Die Heizöfen wurden von uns entfernt um unserer Kusine die Kosten für die Entsorgung abzunehmen. Außerdem sind wir der Meinung, dass diese Öfen nicht zum Gebäude gehören, da sie von unseren Eltern angeschafft wurden.
Frage: Sind die Öfen Teil des Gebäudes?

Bei der Montage der Gasöfen vor 32 Jahren musste ein Mauerdurchbruch für die Frischluftzufuhr geschaffen werden. Bei der Demontage entstand ein offenes Loch.
Größe des Loches ca. 25 cm Durchmesser.
Frage: Sind wir verpflichtet dieses Loch zu schließen?

Die Kusine hat noch nicht den Schlüssel zu dem Gebäude. Die Grundsteuer und Gebäudeversicherung wurde bis Ende März bezahlt. Es besteht eine Restforderung an unsere Kusine in Höhe von 112,53 €.
Frage: Bis wann müssen wir den Schlüssel abgeben?
Muss unsere Kusine uns die Restforderung auf jeden Fall bei evtl.Ausschlagung des Erbes zahlen?

Nach Abrechnung mit dem Beerdigungsinstitut würden wir noch ca. 5.000€ bekommen.
Frage: Verfällt dieser Anspruch auf das Geld aus einer Lebensversicherung bei
evtl.
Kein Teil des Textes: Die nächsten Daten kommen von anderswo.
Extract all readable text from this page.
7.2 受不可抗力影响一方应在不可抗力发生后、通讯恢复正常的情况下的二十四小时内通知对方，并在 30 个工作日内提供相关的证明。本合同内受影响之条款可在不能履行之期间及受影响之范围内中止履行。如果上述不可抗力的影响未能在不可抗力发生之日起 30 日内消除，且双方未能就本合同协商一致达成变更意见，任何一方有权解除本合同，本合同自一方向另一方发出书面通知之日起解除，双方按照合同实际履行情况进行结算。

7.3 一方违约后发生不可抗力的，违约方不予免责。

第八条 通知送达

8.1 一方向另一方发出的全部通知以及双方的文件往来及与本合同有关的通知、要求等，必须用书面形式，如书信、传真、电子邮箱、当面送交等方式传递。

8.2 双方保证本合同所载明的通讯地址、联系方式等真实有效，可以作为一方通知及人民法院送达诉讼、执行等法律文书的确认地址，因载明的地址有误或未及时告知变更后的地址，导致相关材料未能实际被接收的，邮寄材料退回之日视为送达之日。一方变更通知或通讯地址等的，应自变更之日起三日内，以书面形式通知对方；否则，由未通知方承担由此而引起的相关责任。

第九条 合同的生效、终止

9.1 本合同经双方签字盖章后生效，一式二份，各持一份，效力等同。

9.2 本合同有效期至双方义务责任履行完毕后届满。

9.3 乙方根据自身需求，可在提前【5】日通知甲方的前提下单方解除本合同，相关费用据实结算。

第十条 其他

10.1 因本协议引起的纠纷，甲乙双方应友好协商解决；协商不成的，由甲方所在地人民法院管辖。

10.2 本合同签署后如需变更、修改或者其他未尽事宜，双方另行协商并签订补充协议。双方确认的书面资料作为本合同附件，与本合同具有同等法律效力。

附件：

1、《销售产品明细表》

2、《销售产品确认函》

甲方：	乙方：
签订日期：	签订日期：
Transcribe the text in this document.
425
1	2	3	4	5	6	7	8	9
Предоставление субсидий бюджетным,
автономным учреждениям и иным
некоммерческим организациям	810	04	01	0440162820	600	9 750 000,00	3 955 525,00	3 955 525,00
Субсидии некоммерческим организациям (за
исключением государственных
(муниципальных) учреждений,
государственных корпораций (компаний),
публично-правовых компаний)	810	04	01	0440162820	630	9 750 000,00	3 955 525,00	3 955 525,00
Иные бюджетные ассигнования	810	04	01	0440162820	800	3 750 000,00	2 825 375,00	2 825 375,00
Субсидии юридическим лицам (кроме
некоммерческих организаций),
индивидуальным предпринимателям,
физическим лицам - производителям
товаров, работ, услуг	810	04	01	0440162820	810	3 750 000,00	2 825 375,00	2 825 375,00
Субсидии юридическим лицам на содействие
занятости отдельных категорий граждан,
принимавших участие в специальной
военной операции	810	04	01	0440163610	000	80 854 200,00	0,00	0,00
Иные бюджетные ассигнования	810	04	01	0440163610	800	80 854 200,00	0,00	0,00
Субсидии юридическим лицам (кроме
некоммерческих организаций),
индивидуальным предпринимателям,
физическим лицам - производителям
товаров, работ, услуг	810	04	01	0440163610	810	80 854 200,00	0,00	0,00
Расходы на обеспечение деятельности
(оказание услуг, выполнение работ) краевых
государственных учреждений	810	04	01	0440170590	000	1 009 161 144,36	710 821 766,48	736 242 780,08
Ausschlagung des Erbes?

Nochmals Vielen Dank für Ihre schnelle Antwort

Antwort auf die Nachfrage vom Anwalt 22.03.2005 | 18:32

Guten Abend! Das ist schon ein bisschen mehr als eine einmalige Nachfrage, aber trotzdem gerne die Anworten: 1) Ob Öfen Teil des Gebäudes sind, ist eine Grenzfrage, Zentralheizung JA (so der Bundesgerichtshof (BGH)), Wärmepumpen JA (auch der BGH), Ölfeuerungsanlage als Zusatzgerät NEIN (so das OLG Celle), Herd JA (so auch der BGH). Im Zweifel also JA, sofern nicht nur ein reiner Nebenzweck wie saisonale Zusatzheizung bei sehr starkem Frost oder ähnlich. 2) Das Loch müssen Sie nach üblichen nachmietertraglichen Grundsätzen als Teil der Renovierungspflicht schließen. Zu 3) Die Schlüssel sollten Sie baldigst übergeben. 4) Die Lebensversicherung hat mit der Erbschaft nichts zu tun, wenn Sie zu Ihren Gunsten abgeschlossen wurde, sie gehört ja dann nicht zur Erbmasse.